Back in the days when dinosaurs roamed the Earth and I had a Headstart 286 computer (ok, there weren't dinosaurs in 1991, but there was Prodigy (*P) and *that* HAS gone the way of the dinosaur), peripheral problems were easily fixed. Mouse started skipping? Just unlock the ring, take the gray rubber ball out of the mouse, spray some canned air in there and your problem probably was solved.

If it wasn't, you went to your nearest computer store and got the part you needed. If there wasn't a store nearby, you opened the massive Computer Shopper and ordered the item and a week to ten days later, you were good to go.

Back then, laptops were huge and cumbersome. I know, because I sold them and I did. not. want. one. Time passed. We got windows, we loathed windows. Al invented the Internet and we used Netscape to browse it (causing the death of *P and the birth of AOHell)

I moved to selling software and peripherals and if my 3.5" floppy drive crashed (which it did), I bought one and replaced it myself. If I wanted to add a CD Rom drive, I got one (my ex installed that for me, though). When I got tired of having a 2600 baud modem, I got a 14.4 and installed it myself. If I needed a new mouse or keyboard, it was a simple matter of checking whether is was an RS-232 or serial port it was using, heading down to Babbage's and getting a new one.

A few years back, I got the laptop. It's had some fits and starts. Like the time we found out it was allergic to Direct X and needed a hard drive transplant.

They say spouses begin to adapt the appearance of their mates, or owners look like their dogs. In my case, my laptop is falling apart, much like its owner. See?

It started a few months ago. I tried to get some dust rhinos out from under the C and T key and accidentally popped them off. Three hours later, they were reattached in very precise microsurgery. For the most part, they work like they always did. You might not even notice that they'd been under the surgeon's care-she left no visible scars.

This week, another letter failed. The F. However, unlike the other two, the failure happened in a different manner-all the parts stayed there, but the bushing keeps getting shifted around. Now it looks like a loose tooth of the laptop world.
This surgeon has tried several means of remedying the F's issues, but F is getting stuck under the R, popping up like a jack in the box, standing straight at attention or spitting out the bushing.

The surgeon thinks that maybe a 'knee' replacement is in order, but it doesn't seem like the type of item that's found in the first aid aisle of Radio Shack, Best Buy or the local computer shops. (unlike people's knees, it suffers *too* much flexibility, rather than not enough)

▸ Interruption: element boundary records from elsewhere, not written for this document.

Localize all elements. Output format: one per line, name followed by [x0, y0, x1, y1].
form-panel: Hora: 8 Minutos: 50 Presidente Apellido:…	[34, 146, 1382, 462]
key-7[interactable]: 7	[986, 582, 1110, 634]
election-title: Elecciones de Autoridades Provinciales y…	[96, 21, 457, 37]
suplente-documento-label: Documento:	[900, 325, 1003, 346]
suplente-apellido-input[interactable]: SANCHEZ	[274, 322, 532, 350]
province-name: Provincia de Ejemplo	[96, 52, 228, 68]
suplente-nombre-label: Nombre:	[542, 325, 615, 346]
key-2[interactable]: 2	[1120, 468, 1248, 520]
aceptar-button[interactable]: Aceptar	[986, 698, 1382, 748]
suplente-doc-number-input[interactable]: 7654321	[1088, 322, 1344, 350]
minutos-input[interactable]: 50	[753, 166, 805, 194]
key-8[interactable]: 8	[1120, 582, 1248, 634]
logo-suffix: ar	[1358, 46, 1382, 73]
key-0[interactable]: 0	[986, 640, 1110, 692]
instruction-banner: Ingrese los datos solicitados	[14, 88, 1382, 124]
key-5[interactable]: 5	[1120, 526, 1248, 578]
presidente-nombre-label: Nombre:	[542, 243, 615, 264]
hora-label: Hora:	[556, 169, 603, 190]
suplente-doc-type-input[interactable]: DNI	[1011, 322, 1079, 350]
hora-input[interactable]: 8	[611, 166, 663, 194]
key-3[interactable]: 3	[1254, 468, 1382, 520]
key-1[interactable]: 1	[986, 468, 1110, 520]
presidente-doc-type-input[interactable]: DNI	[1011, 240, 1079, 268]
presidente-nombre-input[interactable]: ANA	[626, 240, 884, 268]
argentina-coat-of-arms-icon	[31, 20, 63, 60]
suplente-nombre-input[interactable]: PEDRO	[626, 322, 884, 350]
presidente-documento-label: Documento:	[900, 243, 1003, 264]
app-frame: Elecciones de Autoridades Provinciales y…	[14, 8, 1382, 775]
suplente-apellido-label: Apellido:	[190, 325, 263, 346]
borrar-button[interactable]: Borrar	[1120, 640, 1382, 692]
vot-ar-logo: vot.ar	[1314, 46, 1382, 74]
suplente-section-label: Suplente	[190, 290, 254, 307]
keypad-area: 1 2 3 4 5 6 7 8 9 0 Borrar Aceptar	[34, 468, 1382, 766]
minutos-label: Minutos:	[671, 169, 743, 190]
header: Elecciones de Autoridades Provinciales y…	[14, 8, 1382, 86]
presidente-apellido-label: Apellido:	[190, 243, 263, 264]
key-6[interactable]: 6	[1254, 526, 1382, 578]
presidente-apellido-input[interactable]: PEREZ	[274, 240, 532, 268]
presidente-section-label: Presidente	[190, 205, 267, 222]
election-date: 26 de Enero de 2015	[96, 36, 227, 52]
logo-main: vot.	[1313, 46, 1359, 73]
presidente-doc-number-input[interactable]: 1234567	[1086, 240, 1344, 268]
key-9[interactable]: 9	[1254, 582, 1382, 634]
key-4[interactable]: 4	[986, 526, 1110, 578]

I suspect that the laptop will have the colostomy bag of the computer world, an external USB keyboard. Which begs the question, if one dog year is equal to seven years, what is the computer equivalent? Has anyone ever had a visit from the laptop fairy that can tell me she DOES exist?

At least this isn't terminal...

Comments

Mike Golch said…
do you remember when floppis were just that not enclosed in a case as they are now?
ligirl said…
"At least this isn't terminal"...LOL, Woman, you SLAY me!!!

Seriously, though...sorry to hear about your laptop troubles!!! I think that Santa and Ed McMahon need to put their heads together on this one...
Suzanne said…
Mike, I do-and I remember the ITT Tech commercials with the reel to reel storage media!

Donna, Ed McMahon seems to have forgotten me, even after all those magazine subscriptions.